If you are looking to build traffic to your blog, I can give you a few tips on which LinkedIn Groups work the best. If you want general information on which groups to join, I refer you back to a previous post on this topic.
One of the best LinkedIn groups you can join is your college alumni group(s). Hands down, I get the most traffic from the University of Texas alumni group, followed by the University of North Texas. I do not have any hard facts, but I can speculate as to why this is the case:
1) There is a little bit of esprit de corps within alumni associations. I am not a total stranger, even if you’ve never met me. We attended the same school which makes me a little more trustworthy than another complete stranger. We have a common bond.
2) These groups tend to be larger than the average LinkedIn group. I guess that is really sort of a spam factor. Spread information to a broad enough audience and someone will read it. The UT group has 23,900 members. The UNT group, 5,900. The American Marketing Association of Dallas-Fort Worth has only 2,500. But size is not everything.
3) I tend to post frequently to these groups. My LinkedIn photo is seen over and over.

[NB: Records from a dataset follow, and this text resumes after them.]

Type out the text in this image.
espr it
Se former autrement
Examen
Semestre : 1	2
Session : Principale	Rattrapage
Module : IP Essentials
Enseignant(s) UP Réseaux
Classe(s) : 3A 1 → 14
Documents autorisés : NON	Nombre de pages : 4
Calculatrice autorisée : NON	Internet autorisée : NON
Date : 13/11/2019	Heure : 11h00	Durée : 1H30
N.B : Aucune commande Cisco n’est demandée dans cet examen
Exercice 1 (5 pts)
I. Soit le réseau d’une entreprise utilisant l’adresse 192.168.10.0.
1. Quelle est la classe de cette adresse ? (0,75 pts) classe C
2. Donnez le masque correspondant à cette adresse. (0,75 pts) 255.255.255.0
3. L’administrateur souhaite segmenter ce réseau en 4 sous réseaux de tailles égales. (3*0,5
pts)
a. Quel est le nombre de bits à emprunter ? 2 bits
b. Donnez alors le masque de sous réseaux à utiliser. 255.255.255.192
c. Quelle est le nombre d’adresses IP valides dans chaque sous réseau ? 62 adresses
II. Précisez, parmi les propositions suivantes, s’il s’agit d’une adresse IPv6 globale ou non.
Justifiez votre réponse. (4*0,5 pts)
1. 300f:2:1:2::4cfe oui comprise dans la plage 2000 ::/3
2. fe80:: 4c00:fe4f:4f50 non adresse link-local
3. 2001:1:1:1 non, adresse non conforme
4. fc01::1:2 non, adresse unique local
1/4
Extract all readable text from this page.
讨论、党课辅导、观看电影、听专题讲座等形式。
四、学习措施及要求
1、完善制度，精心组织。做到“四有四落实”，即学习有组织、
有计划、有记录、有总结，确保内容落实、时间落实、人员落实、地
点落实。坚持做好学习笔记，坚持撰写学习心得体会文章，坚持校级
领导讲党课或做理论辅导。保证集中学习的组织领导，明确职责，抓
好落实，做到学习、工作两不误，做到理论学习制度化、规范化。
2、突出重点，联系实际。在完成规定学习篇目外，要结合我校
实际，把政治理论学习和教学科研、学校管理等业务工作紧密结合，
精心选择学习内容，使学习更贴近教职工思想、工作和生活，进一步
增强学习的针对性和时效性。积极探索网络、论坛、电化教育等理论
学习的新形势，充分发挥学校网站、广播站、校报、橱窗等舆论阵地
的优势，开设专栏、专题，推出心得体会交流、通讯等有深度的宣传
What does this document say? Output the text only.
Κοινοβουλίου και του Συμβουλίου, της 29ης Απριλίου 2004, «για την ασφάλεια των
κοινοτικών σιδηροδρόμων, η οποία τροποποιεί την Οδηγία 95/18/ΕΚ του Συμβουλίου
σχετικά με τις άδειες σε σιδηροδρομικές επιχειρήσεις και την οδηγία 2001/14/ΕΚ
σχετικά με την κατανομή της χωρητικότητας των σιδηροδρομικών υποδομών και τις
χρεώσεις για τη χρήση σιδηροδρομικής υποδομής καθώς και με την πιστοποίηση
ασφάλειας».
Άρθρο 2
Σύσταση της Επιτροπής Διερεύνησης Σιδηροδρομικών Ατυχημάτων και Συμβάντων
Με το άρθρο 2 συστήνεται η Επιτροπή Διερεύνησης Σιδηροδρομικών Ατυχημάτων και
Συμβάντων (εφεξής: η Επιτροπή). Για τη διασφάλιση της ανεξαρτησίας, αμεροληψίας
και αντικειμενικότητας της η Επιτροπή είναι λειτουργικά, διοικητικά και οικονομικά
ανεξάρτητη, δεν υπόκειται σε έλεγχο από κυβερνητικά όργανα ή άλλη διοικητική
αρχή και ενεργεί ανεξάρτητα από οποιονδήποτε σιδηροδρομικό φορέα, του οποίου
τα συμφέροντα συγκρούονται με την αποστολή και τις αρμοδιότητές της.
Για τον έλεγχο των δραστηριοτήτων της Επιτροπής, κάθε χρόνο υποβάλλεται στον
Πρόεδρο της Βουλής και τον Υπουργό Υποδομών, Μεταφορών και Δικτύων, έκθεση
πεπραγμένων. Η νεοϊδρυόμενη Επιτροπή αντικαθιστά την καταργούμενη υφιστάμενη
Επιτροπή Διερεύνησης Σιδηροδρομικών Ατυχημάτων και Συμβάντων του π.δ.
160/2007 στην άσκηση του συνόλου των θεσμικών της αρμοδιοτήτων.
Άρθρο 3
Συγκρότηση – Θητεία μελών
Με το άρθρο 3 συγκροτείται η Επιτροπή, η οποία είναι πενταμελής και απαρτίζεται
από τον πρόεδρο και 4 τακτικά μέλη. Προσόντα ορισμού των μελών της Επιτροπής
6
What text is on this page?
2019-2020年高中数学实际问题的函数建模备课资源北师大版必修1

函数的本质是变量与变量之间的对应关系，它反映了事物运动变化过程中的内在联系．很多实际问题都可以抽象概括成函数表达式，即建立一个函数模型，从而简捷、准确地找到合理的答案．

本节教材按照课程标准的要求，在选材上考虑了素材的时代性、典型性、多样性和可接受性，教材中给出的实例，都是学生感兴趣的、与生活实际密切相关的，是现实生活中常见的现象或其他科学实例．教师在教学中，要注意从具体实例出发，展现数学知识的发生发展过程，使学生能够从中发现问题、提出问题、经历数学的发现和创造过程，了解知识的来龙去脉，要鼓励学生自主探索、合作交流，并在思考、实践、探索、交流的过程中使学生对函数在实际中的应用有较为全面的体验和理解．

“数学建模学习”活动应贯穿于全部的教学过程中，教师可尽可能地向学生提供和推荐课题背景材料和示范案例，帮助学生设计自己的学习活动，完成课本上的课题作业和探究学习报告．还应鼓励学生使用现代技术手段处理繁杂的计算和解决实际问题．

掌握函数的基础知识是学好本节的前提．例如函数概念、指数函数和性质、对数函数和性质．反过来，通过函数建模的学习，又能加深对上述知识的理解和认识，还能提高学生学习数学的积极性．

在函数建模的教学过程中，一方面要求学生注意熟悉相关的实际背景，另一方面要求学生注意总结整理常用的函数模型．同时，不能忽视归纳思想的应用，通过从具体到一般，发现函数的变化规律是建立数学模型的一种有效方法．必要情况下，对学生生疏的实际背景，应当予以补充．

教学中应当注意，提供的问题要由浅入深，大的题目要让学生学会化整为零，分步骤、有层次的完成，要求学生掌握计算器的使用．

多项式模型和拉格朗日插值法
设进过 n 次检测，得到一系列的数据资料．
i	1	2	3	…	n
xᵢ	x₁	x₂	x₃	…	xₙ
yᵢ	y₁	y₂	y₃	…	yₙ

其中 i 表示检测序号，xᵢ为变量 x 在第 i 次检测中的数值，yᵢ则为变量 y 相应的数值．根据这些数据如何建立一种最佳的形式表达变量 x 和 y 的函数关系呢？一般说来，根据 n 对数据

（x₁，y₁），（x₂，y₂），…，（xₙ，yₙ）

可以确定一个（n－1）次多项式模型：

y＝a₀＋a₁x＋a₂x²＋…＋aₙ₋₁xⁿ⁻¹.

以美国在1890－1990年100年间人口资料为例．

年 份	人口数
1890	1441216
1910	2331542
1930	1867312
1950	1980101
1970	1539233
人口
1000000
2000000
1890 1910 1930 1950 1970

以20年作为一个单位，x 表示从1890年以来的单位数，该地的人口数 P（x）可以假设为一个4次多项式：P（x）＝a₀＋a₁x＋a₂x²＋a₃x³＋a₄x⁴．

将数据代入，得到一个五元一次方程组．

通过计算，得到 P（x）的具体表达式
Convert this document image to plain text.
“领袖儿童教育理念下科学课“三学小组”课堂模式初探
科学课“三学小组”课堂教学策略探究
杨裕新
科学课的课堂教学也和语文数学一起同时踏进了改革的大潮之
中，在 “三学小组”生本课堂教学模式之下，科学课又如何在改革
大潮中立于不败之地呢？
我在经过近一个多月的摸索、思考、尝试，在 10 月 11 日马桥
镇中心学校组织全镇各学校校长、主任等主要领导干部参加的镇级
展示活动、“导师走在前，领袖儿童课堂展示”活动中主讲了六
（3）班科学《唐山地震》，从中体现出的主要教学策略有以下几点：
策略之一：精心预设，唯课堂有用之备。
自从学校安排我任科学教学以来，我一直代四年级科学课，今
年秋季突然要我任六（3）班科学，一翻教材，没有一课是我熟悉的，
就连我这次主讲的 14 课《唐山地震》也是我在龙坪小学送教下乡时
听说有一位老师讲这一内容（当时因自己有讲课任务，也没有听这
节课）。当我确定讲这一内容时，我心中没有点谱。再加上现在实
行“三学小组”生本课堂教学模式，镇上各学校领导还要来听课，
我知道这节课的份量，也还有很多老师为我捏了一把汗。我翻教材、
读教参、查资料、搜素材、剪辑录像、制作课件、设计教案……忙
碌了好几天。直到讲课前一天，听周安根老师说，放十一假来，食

I am a regular, which builds some credibility. Also, I hope, people who read my blog find the information useful. They are more inclined to click-through to my blog than they would be if I were an unknown.
Now, I am also a member of some very large groups which do not generate as much traffic to my blog. You just have to test the group dynamics a bit to see what works. Some groups are huge and have constant new content being posted in the discussion section. Anything I post will be moved off page one in an hour or so by all the new content.
Unless you are lucky enough to have someone comment on your blog within that first hour (or, in some cases, 20 or 30 minutes) or interact with your discussion in some way (“like” it or click-through), you are not going to stay on page one…and rarely does anyone go to page two on anything. You can go the extra mile and line up some friends to make comments and that will keep you on page one for a while….but that is a bit artificial, don’t you think?
From time to time, I see people “like” their own discussion just to keep it from slipping off page one. That is a bit embarrassing, I think (and I have to admit, I have done it). If you have the time, you can probably generate some good traffic to your blog on the super huge LinkedIn groups, but it is going to take time and effort and you will really be scamming the system. I am not proposing that.